(Més)aventures au pays des moules-frites

Contrairement à ce que le titre de ce blog pourrait laisser penser, cette histoire ne contient pas de moules-frites. Tout au plus les frites du Quick, donc ça ne compte pas vraiment. Mais je digresse.

Jeudi dernier, je pris donc mon armure de preux chevalier, ma fougueuse monture blanche (une Renault Mégane presque neuve!), et m'élançai sur les routes du nord (1h15 pour sortir de Paris, je vous dis pas la galère) pour soutenir la cause de X.: mon compagnon d'armes avait besoin de mon bras valeureux et de mon épée aiguisée en appuis à sa quête. En effet, la douce L. lui était promise en mariage, et les noces devaient être célébrées le lendemain même. Devant une perspective autant désirable qu'effrayante, ma présence n'était pas de trop.

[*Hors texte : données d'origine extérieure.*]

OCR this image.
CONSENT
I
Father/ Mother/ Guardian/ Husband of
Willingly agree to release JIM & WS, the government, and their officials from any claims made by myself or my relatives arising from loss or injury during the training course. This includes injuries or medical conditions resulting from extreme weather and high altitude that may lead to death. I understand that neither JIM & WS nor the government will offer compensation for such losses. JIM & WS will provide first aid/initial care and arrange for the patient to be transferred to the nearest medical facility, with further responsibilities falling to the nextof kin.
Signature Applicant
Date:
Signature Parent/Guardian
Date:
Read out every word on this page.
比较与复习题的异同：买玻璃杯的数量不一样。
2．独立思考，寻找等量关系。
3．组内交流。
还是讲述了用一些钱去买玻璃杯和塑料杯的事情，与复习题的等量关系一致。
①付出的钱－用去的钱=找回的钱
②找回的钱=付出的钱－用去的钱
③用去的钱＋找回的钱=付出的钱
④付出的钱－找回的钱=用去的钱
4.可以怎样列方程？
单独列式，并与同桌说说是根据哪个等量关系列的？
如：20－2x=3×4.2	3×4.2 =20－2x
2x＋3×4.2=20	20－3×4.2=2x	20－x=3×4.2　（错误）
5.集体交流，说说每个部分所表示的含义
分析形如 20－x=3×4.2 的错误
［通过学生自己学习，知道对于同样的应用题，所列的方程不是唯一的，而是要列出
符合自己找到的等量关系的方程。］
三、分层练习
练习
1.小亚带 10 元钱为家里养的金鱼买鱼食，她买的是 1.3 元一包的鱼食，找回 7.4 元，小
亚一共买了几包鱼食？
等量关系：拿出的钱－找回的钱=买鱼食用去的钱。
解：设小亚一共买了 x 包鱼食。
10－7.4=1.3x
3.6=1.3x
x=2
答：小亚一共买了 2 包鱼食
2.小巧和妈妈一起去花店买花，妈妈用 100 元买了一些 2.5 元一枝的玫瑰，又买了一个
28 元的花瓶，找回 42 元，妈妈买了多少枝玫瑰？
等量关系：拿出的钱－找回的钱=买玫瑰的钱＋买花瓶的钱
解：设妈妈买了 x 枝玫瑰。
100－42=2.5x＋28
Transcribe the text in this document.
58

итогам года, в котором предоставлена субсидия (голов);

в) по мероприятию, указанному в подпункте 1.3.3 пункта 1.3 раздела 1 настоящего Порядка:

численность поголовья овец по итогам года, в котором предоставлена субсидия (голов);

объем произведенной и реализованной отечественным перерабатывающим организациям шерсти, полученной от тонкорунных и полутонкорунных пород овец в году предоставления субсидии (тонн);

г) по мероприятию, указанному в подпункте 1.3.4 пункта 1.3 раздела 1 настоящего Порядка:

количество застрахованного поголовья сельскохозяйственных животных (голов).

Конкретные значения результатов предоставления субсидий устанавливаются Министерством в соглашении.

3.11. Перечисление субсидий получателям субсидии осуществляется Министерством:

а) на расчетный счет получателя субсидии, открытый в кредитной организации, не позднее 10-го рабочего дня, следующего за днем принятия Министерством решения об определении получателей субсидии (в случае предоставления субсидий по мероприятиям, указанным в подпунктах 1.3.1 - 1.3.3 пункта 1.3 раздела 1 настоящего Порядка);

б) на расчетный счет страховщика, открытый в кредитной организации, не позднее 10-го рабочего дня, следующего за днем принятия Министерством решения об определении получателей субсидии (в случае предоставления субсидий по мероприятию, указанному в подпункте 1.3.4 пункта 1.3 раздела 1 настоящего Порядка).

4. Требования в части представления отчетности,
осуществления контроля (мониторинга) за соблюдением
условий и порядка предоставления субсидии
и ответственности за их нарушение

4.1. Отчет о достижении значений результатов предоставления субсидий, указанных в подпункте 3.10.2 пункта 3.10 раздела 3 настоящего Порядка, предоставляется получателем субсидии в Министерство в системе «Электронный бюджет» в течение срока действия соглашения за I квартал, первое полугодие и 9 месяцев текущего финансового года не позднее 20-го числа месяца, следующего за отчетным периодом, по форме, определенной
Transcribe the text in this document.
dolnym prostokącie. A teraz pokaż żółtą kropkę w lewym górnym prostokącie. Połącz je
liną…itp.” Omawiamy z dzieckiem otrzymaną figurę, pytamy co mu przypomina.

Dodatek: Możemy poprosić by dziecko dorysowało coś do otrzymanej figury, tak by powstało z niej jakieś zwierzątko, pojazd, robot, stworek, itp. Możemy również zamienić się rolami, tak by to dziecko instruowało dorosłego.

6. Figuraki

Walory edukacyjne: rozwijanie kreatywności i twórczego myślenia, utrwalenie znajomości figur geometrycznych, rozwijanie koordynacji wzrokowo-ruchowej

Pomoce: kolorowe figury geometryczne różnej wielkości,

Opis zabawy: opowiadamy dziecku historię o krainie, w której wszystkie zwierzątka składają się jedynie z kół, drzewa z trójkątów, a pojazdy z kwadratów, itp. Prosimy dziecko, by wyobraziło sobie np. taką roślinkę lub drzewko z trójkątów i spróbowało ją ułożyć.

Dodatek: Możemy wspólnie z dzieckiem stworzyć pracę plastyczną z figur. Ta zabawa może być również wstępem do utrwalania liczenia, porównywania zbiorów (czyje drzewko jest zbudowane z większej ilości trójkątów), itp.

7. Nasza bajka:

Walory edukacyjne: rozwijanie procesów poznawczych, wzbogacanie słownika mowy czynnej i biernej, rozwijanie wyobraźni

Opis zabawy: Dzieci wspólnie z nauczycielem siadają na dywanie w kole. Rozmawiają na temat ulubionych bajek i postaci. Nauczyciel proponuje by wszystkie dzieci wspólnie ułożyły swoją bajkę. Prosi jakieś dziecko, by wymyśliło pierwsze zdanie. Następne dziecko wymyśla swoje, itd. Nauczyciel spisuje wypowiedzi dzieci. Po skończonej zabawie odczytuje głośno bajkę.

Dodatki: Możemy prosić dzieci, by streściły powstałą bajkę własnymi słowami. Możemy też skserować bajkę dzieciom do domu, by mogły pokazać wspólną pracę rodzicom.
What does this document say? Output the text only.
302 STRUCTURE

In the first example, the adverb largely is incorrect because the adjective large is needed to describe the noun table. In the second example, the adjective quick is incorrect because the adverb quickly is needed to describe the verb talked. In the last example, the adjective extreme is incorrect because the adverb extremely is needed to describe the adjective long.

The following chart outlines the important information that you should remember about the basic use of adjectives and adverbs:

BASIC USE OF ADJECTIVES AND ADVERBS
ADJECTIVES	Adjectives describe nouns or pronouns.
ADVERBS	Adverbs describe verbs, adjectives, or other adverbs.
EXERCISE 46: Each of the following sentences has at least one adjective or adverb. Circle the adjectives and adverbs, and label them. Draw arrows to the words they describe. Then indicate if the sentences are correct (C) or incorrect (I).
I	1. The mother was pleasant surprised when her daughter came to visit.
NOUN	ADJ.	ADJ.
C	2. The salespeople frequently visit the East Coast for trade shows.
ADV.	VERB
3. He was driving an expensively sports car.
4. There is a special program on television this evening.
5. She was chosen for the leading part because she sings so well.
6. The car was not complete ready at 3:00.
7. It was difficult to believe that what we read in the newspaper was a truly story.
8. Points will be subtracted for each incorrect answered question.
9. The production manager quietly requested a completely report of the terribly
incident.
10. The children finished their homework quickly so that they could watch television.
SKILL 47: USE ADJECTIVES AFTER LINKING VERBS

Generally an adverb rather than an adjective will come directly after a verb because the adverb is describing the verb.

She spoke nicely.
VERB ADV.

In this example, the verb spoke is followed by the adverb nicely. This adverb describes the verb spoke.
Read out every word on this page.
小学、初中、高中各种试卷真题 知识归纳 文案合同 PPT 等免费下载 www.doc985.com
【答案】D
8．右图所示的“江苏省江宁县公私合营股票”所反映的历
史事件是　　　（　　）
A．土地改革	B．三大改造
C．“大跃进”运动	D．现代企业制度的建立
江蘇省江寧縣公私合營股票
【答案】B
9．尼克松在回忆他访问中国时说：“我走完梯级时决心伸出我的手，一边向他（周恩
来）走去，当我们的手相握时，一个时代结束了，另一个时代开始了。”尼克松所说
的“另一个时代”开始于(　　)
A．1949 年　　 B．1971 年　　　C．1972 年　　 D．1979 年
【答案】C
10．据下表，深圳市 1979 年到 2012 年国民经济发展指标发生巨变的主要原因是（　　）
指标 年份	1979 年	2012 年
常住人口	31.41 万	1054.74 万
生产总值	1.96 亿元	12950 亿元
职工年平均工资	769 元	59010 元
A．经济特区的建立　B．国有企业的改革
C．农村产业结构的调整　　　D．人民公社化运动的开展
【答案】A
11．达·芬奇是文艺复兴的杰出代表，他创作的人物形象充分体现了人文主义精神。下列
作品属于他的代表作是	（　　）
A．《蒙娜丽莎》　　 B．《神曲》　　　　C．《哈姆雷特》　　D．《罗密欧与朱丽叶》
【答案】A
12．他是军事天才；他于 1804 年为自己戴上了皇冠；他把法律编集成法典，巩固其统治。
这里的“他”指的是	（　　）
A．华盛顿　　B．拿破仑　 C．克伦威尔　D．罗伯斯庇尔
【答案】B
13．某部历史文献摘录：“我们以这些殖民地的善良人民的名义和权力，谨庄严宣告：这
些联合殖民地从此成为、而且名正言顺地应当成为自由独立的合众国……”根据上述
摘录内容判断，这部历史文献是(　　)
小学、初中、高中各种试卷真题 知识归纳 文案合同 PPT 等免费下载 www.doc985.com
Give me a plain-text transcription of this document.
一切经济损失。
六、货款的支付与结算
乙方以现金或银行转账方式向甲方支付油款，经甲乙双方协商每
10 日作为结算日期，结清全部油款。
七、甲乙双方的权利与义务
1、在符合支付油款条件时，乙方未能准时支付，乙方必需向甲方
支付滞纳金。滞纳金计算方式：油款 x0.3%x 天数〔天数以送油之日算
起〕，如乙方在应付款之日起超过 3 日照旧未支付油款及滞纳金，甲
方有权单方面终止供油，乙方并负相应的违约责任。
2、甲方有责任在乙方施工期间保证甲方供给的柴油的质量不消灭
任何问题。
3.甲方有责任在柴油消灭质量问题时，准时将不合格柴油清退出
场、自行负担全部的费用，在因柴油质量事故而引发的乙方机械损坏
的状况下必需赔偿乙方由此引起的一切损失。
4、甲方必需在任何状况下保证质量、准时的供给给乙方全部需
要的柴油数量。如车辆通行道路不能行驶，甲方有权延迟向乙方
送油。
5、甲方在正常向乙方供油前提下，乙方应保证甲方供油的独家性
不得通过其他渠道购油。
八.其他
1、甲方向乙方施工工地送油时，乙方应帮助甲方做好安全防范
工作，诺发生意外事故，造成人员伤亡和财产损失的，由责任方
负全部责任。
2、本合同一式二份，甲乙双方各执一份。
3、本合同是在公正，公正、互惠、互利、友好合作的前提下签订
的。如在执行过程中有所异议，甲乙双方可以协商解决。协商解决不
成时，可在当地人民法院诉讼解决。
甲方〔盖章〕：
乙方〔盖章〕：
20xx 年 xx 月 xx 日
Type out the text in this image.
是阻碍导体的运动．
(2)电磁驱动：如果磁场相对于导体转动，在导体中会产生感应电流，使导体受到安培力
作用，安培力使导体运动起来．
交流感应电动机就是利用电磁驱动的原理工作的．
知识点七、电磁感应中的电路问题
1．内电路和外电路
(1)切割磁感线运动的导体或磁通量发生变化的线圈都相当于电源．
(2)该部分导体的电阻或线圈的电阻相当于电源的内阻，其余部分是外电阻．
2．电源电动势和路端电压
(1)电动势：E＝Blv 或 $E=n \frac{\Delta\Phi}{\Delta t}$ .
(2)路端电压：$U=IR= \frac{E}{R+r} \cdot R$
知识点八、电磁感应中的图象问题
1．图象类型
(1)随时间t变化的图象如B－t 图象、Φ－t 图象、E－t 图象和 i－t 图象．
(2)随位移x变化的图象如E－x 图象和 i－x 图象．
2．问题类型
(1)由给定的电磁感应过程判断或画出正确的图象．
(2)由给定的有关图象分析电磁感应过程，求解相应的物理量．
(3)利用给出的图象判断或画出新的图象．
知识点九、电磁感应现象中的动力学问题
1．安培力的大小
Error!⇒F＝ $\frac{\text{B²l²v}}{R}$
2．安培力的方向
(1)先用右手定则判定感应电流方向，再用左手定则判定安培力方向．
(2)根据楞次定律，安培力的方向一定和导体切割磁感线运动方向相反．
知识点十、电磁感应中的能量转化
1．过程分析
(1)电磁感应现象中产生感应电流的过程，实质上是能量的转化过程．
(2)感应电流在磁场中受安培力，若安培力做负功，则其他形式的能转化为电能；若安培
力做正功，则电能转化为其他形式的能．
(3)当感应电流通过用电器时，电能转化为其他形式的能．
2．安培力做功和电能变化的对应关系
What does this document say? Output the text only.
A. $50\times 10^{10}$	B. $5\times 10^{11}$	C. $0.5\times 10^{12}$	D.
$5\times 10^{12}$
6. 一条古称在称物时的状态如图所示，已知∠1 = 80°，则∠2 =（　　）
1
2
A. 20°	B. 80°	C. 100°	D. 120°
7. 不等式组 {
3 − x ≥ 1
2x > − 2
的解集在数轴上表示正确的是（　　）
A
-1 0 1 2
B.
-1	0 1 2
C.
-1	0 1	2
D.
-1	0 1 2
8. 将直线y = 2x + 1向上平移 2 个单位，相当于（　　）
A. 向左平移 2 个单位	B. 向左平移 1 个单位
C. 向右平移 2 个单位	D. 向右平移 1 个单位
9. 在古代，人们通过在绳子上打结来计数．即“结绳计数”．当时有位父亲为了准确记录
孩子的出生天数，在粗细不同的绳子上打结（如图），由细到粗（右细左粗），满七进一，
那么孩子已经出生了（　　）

Les ennemis du couple s'étant bien abstenus de faire ombre au couple, la famille n'ayant pas changé d'avis, la cérémonie se déroula sans anicroche. Témoin de l'échange de leur voeux, je paraphai de ma plume d'oie le parchemin officialisant leur mariage.

Après cela, les festivités commencèrent, et nous festoyâmes jusque tard dans la nuit.

Après cela, je me retirai dans un château voisin chez mon hôtesse, la belle et douce A., que je courtise en vain depuis des mois dans l'espoir de l'arracher à mon rival, W., à qui elle accorde ses faveurs. Encore une fois, mes tentatives s'avérèrent vaines, malgré l'affection indéniable qui nous unit.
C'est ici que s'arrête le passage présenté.